Kemi Seba, le polémiste français d’origine béninoise fait les choux gras de la presse depuis quelques jours. Expulsé de la Côte d’Ivoire où il était en tournée pour sensibiliser sur le néocolonialisme, le patron de l’ONG Urgences panafricanistes a animé une conférence de presse ce jeudi 28 mars à Cotonou.

Il a promis de déposer une plainte contre l’Etat ivoirien et le ministre de l’intérieur béninois Sacca Lafia. « Lorsque partout où vous allez, il y a des milliers de gens un peu partout en Afrique qui suivent notre combat politique et que la seule réponse qu’on a à nous imposer pour nous contredire, ce sont des moyens coercitifs tels que les menaces ou les expulsions, il en va de notre devoir de marquer symboliquement notre refus » a déclaré le polémiste ce matin. En effet, après son expulsion de la Côte d’Ivoire vers le Bénin, Kémi Séba a été conduit à la Direction du Renseignement Territorial (DRT) à sa descente d’avion avant de rencontrer le ministre de l’intérieur béninois.

“Je n’ai pas peur de la prison”

Selon ses dires, Sacca Lafia aurait proféré des menaces contre lui. Des menaces de restriction de ses libertés s’il continue par gêner les partenaires économiques du pays. Contacté par BBC, le ministre de l’intérieur béninois réfute cette version des faits. Il dit avoir demandé à Kémi Séba de veiller à ce que ses activités ne créent pas de trouble à l’ordre public. L’activiste a déjà indiqué qu’il mènera ses actions  « avec encore plus de densité » dans tous les pays d’Afrique ayant en partage la langue française.

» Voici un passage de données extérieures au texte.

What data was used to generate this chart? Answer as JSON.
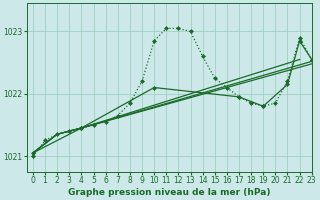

Il dit ne pas craindre la prison. Un milieu qu’il a déjà fréquenté plusieurs fois. « Moi à titre personnel je n’ai pas peur de la prison, je l’ai fait à plusieurs reprises et ça ne m’a pas empêché de ressortir plus fort à chaque fois » fait-il savoir. Le polémiste pourrait donc s’attirer d’autres ennuis dans l’avenir. Rappelons que la Côte d’Ivoire l’a expulsé parce qu’elle voyait en lui une menace à l’ordre public.